What is the American Dream for you? Do you have “it”? Are you happy? I always kind of assumed that the “American Dream” suggested owning a home, having a career, partner, and 2.5 children…a retirement–this is how Americans are to find happiness – Right? But now I am not sure. When you think about it, the term is so vague and lacking in specifics. Why is an “American Dream” different than, let’s say, the “Brazilian Dream,” or the “Italian Dream”?
I have sought the American Dream and I have done much of what I was told would bring it about, along with financial success and security. I work hard – really hard. I got an education (Ph.D.), but I have never turned my nose up at so-called honest work such as red collar jobs. I like to work with my hands and I am good at it. I have waited on tables, worked the front desk as a secretary, receptionist, and executive assistant. I have taught children, and adults and I now teach both (college writing, ethics and communication. I will also be teaching 3-5 year old children a beginning class on martial arts.). I give back to my community and get involved with local and national politics – as is my responsibility. I am happy to help my neighbor, donate to charities and the like. I got married and have worked hard at my marriage. I have taken care of my sick parents (sadly buried them both way before their time-under the age of 56)and my husband’s folks as well. But I am still wondering, after all this hard work, where is the pay out; where the hell is this American Dream I have heard so much about?
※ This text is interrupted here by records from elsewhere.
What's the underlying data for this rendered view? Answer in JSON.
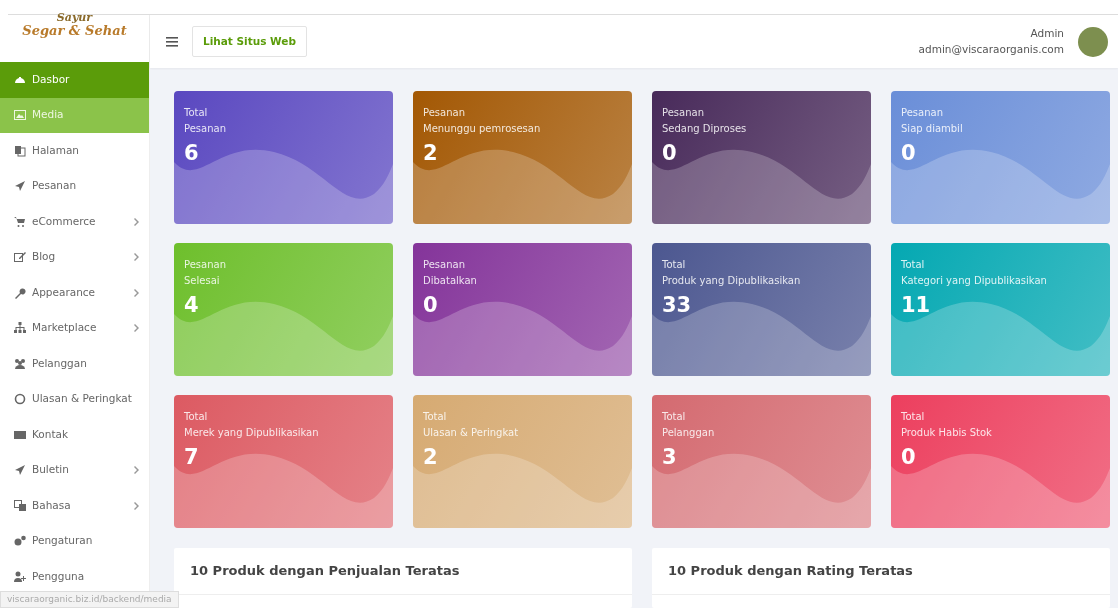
{
  "logo": {
    "line_1": "Sayur",
    "line_2": "Segar & Sehat"
  },
  "sidebar": {
    "items": [
      {
        "label": "Dasbor",
        "selected": true,
        "hovered": false,
        "has_submenu": false
      },
      {
        "label": "Media",
        "selected": false,
        "hovered": true,
        "has_submenu": false
      },
      {
        "label": "Halaman",
        "selected": false,
        "hovered": false,
        "has_submenu": false
      },
      {
        "label": "Pesanan",
        "selected": false,
        "hovered": false,
        "has_submenu": false
      },
      {
        "label": "eCommerce",
        "selected": false,
        "hovered": false,
        "has_submenu": true
      },
      {
        "label": "Blog",
        "selected": false,
        "hovered": false,
        "has_submenu": true
      },
      {
        "label": "Appearance",
        "selected": false,
        "hovered": false,
        "has_submenu": true
      },
      {
        "label": "Marketplace",
        "selected": false,
        "hovered": false,
        "has_submenu": true
      },
      {
        "label": "Pelanggan",
        "selected": false,
        "hovered": false,
        "has_submenu": false
      },
      {
        "label": "Ulasan & Peringkat",
        "selected": false,
        "hovered": false,
        "has_submenu": false
      },
      {
        "label": "Kontak",
        "selected": false,
        "hovered": false,
        "has_submenu": false
      },
      {
        "label": "Buletin",
        "selected": false,
        "hovered": false,
        "has_submenu": true
      },
      {
        "label": "Bahasa",
        "selected": false,
        "hovered": false,
        "has_submenu": true
      },
      {
        "label": "Pengaturan",
        "selected": false,
        "hovered": false,
        "has_submenu": false
      },
      {
        "label": "Pengguna",
        "selected": false,
        "hovered": false,
        "has_submenu": false
      }
    ]
  },
  "header": {
    "site_button": "Lihat Situs Web",
    "user_name": "Admin",
    "user_email": "admin@viscaraorganis.com"
  },
  "stat_cards": [
    {
      "line_1": "Total",
      "line_2": "Pesanan",
      "value": "6",
      "color": "#5a48c0"
    },
    {
      "line_1": "Pesanan",
      "line_2": "Menunggu pemrosesan",
      "value": "2",
      "color": "#a35804"
    },
    {
      "line_1": "Pesanan",
      "line_2": "Sedang Diproses",
      "value": "0",
      "color": "#482a5a"
    },
    {
      "line_1": "Pesanan",
      "line_2": "Siap diambil",
      "value": "0",
      "color": "#6a8ed8"
    },
    {
      "line_1": "Pesanan",
      "line_2": "Selesai",
      "value": "4",
      "color": "#6ebf2c"
    },
    {
      "line_1": "Pesanan",
      "line_2": "Dibatalkan",
      "value": "0",
      "color": "#84349a"
    },
    {
      "line_1": "Total",
      "line_2": "Produk yang Dipublikasikan",
      "value": "33",
      "color": "#4c5790"
    },
    {
      "line_1": "Total",
      "line_2": "Kategori yang Dipublikasikan",
      "value": "11",
      "color": "#04a8b2"
    },
    {
      "line_1": "Total",
      "line_2": "Merek yang Dipublikasikan",
      "value": "7",
      "color": "#dc5a62"
    },
    {
      "line_1": "Total",
      "line_2": "Ulasan & Peringkat",
      "value": "2",
      "color": "#d6aa72"
    },
    {
      "line_1": "Total",
      "line_2": "Pelanggan",
      "value": "3",
      "color": "#d46a70"
    },
    {
      "line_1": "Total",
      "line_2": "Produk Habis Stok",
      "value": "0",
      "color": "#ec3f5e"
    }
  ],
  "panels": [
    {
      "title": "10 Produk dengan Penjualan Teratas"
    },
    {
      "title": "10 Produk dengan Rating Teratas"
    }
  ],
  "status_url": "viscaraorganic.biz.id/backend/media"
}
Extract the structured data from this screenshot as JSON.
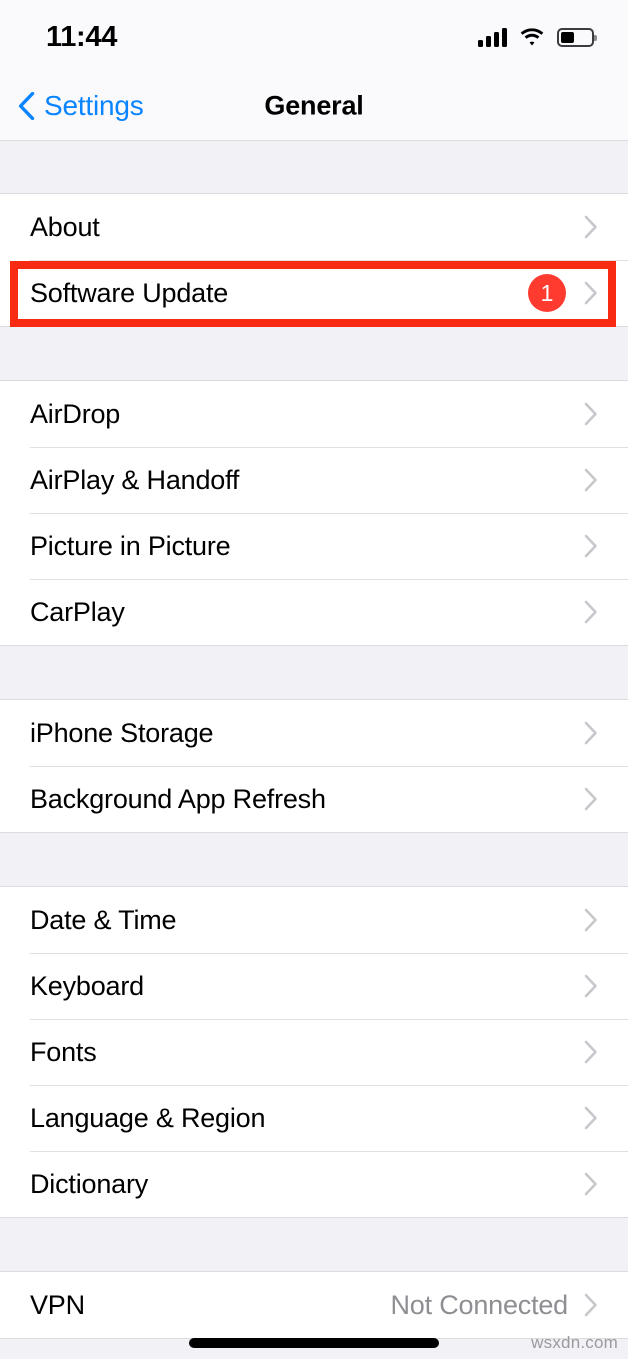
{
  "status_bar": {
    "time": "11:44",
    "cellular_icon": "cellular-signal-icon",
    "wifi_icon": "wifi-icon",
    "battery_icon": "battery-icon",
    "battery_level_percent": 40
  },
  "nav_bar": {
    "back_label": "Settings",
    "back_icon": "chevron-left-icon",
    "title": "General"
  },
  "colors": {
    "accent_blue": "#0A84FF",
    "badge_red": "#FF3B30",
    "highlight_red": "#F92A12",
    "separator": "#E0E0E3",
    "group_background": "#F2F2F6",
    "value_gray": "#8E8E93",
    "chevron_gray": "#C7C7CC"
  },
  "groups": [
    {
      "rows": [
        {
          "label": "About",
          "value": "",
          "badge": "",
          "chevron": "chevron-right-icon"
        },
        {
          "label": "Software Update",
          "value": "",
          "badge": "1",
          "chevron": "chevron-right-icon"
        }
      ]
    },
    {
      "rows": [
        {
          "label": "AirDrop",
          "value": "",
          "badge": "",
          "chevron": "chevron-right-icon"
        },
        {
          "label": "AirPlay & Handoff",
          "value": "",
          "badge": "",
          "chevron": "chevron-right-icon"
        },
        {
          "label": "Picture in Picture",
          "value": "",
          "badge": "",
          "chevron": "chevron-right-icon"
        },
        {
          "label": "CarPlay",
          "value": "",
          "badge": "",
          "chevron": "chevron-right-icon"
        }
      ]
    },
    {
      "rows": [
        {
          "label": "iPhone Storage",
          "value": "",
          "badge": "",
          "chevron": "chevron-right-icon"
        },
        {
          "label": "Background App Refresh",
          "value": "",
          "badge": "",
          "chevron": "chevron-right-icon"
        }
      ]
    },
    {
      "rows": [
        {
          "label": "Date & Time",
          "value": "",
          "badge": "",
          "chevron": "chevron-right-icon"
        },
        {
          "label": "Keyboard",
          "value": "",
          "badge": "",
          "chevron": "chevron-right-icon"
        },
        {
          "label": "Fonts",
          "value": "",
          "badge": "",
          "chevron": "chevron-right-icon"
        },
        {
          "label": "Language & Region",
          "value": "",
          "badge": "",
          "chevron": "chevron-right-icon"
        },
        {
          "label": "Dictionary",
          "value": "",
          "badge": "",
          "chevron": "chevron-right-icon"
        }
      ]
    },
    {
      "rows": [
        {
          "label": "VPN",
          "value": "Not Connected",
          "badge": "",
          "chevron": "chevron-right-icon"
        }
      ]
    }
  ],
  "highlight": {
    "target_row_label": "Software Update"
  },
  "footer": {
    "watermark": "wsxdn.com",
    "home_indicator": "home-indicator"
  }
}
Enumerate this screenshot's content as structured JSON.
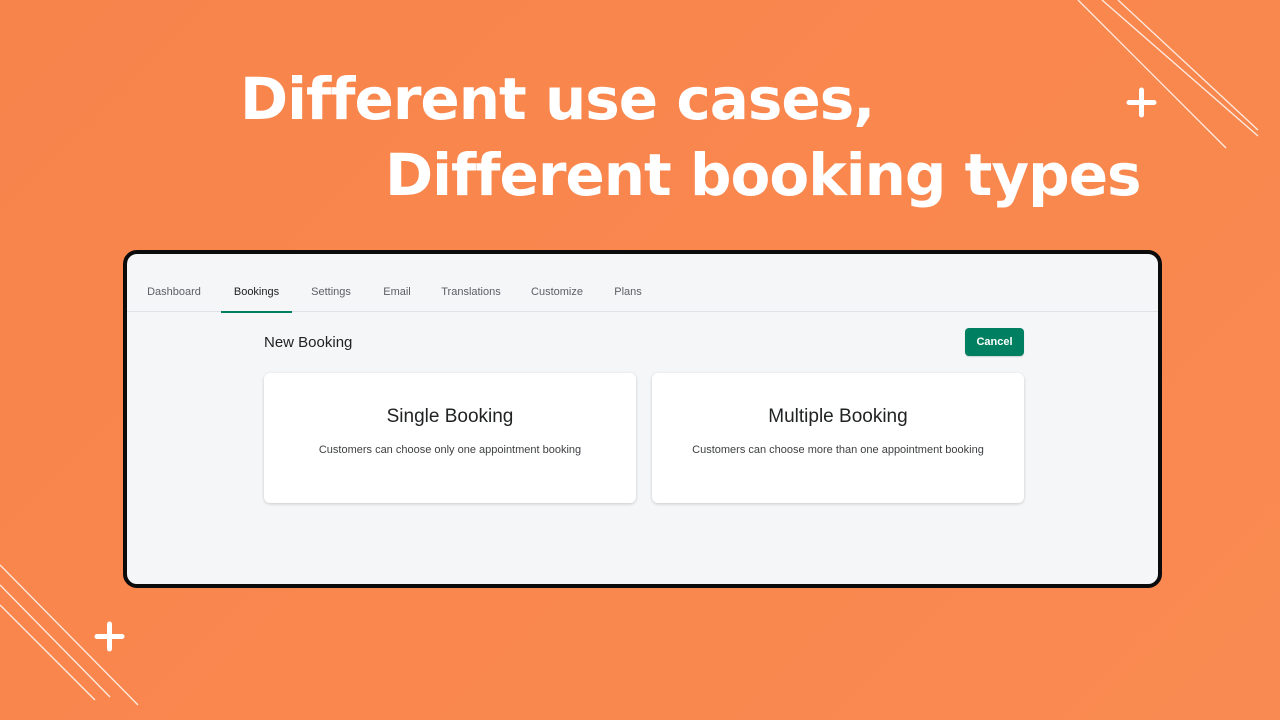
{
  "headline": {
    "line1": "Different use cases,",
    "line2": "Different  booking types"
  },
  "colors": {
    "background": "#f8874d",
    "accent": "#008060",
    "window_border": "#0b0b0b",
    "window_background": "#f5f6f8"
  },
  "tabs": [
    {
      "label": "Dashboard",
      "active": false
    },
    {
      "label": "Bookings",
      "active": true
    },
    {
      "label": "Settings",
      "active": false
    },
    {
      "label": "Email",
      "active": false
    },
    {
      "label": "Translations",
      "active": false
    },
    {
      "label": "Customize",
      "active": false
    },
    {
      "label": "Plans",
      "active": false
    }
  ],
  "page": {
    "title": "New Booking",
    "cancel_label": "Cancel"
  },
  "cards": {
    "single": {
      "title": "Single Booking",
      "description": "Customers can choose only one appointment booking"
    },
    "multiple": {
      "title": "Multiple Booking",
      "description": "Customers can choose more than one appointment booking"
    }
  },
  "decorations": {
    "icons": [
      "plus-icon",
      "plus-icon"
    ]
  }
}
I have come to the conclusion that the American Dream is a lie. It a lie told to get us “Americans” motivated and to keep us in-line with the general American (consumer and credit sucking) Machine. I own no house, work way too many hours (on an average, I work 7 days a week. Monday through Friday I work from 8AM to 7 or 8pm. On the weekends, I work an average of 5 hours each day). I work three part time jobs just to make end’s meat (or “end’s meet” depending on who you are talking to) because employers do not want to hire full-time workers and pay for all that stuff, such as benefits and yadda, yadda. So, I, like many others, work three jobs just to come close to making what I might make working one job. I am effen tired and constantly broke. My husband, who works for a company that cut 50% of his office because of the recession, is now working the job of three people, and he is effen tired as well. The only ones in our family that is not effen tired are our pets!
What I am saying is this: where the hell is the American Dream I was promised? Do we get it when we retire? Wait . . . What retirement? My husband is in his 50s, I’m in my 40s, and our retirement went the way of the recession and the greedy bastards that screwed us all. We have no real retirement left (not that we had a huge nest egg to begin with, but it’s now gone). Not only that, but people in my family apparently die young; I may not be able to wait for retirement! Hell, I do not even think there is or will be retirement anytime soon for most Americans–but this is a whole other conversation for another day.
The point is, I am not going to wait for retirement because like the “American Dream,” this too is a myth – a huge bloody myth. So, what is there to do? Whine like I have just been doing? Nah – that gets old quickly and who has the time or the inclination to listen anyway? We (my husband and I) have decided to “drop out,” that is “opt out” of the lies. We are going to sell much of what we own (which isn’t much – really a lot of consumerist’s junk were were told we need by the Machine), buy an RV and travel while we work here or there. I was asked recently why I would be willing to do this? After all, I have a Ph.D. and a book coming out in a few months. Hell, it might land on Kindle (woot); why drop-out now when this could land me that full-time teaching gig I worked so hard to get? Because – I no longer believe in the dream. Once you realize that the dream is nothing but an illusion, Plato’s shadows dancing in a cave where you are changed-up (but you don’t know it) – you should free yourself and come out into the light.
This blog will now chronicle our efforts (my husband and I) to drop-out and opt-out of the poorly written American Dream Plan and opt into a plan more of our own making. Please join me in this journey and my personal goal of finding the “Rebecca” dream as well as the “Rebecca and George” dream.